但是,我发现您的数据库架构错误。最好为每个单词添加一个新行和它出现的文件。这样一个简单的查询就像
SELECT docname from Items where itemname = @word
会在没有任何重大性能问题的情况下大喊所有文件,并且您有一个更易于搜索的数据库 或者,如果您需要计算单词的出现次数
SELECT ItemName, COUNT(ItemName) as WordCount
FROM Items
GROUP BY ItemName
ORDER BY Count(ItemName) ASC
答案 1 :(得分:0)
尝试这种方法:
首先从您的文件开始,循环并创建一个简单的XML文档。
var fname = "File12.txt";
var keywords = new List<string>(new[]{ "dog", "cat", "moose" });
var miXML = new XDocument(new XDeclaration("1.0", "utf-8", "yes"), new XElement("root"));
foreach (var el in keywords.Select(i => new XElement("item", new XAttribute("key", i))))
{
miXML.Root.Add(el);
}
using (var con = new SqlConnection("Server=localhost;Database=HT;Trusted_Connection=True;"))
{
con.Open();
using (var cmd = new SqlCommand("uspUpsert", con) {CommandType = CommandType.StoredProcedure})
{
cmd.Parameters.AddWithValue("@X", miXML.ToString());
cmd.Parameters.AddWithValue("@fileName", fname);
cmd.ExecuteNonQuery();
}
}
然后,对于您的存储过程,您可以调用此Proc,它将该XML转换为表,将关键字和文件名插入数据库。

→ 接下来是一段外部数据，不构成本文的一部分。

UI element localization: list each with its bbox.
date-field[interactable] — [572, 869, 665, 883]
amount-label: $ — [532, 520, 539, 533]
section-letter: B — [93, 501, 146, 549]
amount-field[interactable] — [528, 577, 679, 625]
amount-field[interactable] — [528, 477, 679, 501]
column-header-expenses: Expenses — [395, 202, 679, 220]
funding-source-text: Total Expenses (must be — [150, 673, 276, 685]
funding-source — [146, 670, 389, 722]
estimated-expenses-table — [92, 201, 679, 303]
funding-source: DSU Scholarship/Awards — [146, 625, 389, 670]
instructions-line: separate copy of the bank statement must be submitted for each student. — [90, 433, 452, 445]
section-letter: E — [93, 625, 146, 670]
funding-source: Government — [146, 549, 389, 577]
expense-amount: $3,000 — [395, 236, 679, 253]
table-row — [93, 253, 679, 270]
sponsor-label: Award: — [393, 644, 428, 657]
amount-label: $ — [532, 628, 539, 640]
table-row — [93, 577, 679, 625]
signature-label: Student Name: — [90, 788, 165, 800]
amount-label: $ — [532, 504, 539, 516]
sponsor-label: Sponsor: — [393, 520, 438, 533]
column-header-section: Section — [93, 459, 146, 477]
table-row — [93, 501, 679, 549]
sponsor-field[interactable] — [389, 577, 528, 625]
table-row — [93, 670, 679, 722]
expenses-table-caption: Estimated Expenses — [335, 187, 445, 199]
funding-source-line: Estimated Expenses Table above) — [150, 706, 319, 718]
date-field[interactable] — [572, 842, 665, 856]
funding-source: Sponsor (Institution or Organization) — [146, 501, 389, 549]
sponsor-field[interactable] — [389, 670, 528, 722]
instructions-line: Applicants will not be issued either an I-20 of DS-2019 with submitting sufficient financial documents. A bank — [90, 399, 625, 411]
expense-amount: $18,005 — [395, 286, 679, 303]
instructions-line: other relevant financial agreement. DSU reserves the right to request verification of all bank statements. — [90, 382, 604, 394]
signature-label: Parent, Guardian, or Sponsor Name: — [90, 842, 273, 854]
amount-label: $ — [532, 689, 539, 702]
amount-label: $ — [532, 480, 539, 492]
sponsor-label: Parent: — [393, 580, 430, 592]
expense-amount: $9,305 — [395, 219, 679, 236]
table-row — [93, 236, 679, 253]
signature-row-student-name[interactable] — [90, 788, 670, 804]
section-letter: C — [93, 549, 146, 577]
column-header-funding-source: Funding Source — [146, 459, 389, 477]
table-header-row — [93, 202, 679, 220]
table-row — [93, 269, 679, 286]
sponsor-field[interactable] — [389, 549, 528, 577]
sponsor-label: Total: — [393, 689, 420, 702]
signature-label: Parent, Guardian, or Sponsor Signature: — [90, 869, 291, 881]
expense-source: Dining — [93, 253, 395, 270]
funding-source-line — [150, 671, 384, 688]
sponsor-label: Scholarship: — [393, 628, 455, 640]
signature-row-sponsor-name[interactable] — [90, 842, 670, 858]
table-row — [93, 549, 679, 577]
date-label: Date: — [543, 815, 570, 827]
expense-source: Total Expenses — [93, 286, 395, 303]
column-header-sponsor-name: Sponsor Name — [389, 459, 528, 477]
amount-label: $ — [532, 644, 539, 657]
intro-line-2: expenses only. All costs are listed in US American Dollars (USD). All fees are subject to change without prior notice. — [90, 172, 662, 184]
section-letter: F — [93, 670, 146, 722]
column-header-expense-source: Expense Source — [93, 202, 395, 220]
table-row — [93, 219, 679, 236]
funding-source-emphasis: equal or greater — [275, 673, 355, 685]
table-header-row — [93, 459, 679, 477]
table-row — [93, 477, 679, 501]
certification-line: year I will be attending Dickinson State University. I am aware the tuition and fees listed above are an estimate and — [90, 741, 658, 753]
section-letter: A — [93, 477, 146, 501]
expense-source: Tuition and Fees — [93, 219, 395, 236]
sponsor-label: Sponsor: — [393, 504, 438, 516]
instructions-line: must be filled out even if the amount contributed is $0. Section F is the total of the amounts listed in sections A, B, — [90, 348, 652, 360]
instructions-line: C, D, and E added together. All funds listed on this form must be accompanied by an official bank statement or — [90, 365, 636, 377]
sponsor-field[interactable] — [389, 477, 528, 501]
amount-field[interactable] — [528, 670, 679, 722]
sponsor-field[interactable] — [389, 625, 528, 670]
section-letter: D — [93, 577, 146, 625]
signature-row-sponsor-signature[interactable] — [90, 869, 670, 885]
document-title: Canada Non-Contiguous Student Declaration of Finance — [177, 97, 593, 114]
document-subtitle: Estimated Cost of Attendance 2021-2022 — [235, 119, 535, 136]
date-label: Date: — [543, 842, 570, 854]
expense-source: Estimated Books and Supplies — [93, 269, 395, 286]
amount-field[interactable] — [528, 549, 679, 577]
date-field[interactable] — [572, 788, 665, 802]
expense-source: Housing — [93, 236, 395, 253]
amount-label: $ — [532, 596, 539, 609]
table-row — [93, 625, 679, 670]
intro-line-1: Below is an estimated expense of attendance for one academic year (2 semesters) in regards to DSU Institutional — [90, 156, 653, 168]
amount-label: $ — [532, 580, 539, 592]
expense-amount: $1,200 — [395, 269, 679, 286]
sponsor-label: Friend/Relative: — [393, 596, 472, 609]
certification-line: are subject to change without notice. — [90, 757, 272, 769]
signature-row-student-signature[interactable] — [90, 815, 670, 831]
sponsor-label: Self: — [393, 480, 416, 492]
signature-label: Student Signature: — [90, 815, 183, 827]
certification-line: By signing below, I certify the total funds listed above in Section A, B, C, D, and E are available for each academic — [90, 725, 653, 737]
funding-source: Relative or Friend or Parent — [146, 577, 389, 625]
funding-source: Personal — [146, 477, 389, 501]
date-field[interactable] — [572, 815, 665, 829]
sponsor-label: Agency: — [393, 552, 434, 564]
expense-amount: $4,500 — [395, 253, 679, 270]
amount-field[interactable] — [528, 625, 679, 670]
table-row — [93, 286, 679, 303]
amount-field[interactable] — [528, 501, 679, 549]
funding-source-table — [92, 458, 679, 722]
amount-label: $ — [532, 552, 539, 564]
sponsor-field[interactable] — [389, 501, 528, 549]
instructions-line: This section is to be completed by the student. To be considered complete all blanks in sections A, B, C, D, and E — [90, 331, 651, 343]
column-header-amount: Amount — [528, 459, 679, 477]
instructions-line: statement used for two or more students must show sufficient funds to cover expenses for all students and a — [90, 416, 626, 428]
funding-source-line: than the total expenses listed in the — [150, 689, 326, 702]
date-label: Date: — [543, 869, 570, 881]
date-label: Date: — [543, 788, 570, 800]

CREATE PROCEDURE uspUpsert
@X xml,
@Filename varchar(100)
AS
BEGIN
SET NOCOUNT ON;
WITH KV as (
select
x.v.value('@key', 'varchar(20)') as Keyword
,@FileName as FileName
FROM @x.nodes('/root/item') x(v)
)
insert into Items
select KV.keyWord, KV.FileName
from KV
left outer join Items I on I.Keyword=KV.Keyword and I.FileName=KV.FileName
where I.id is null
END
由于您可能不希望'file1.txt file2.txt file3.txt'查找重复项,因此您将使用此查询在重复文件中查找单词:
select * from items where keyword='dog'
或者,现在可以进行计数并在此表上进行所有其他聚合。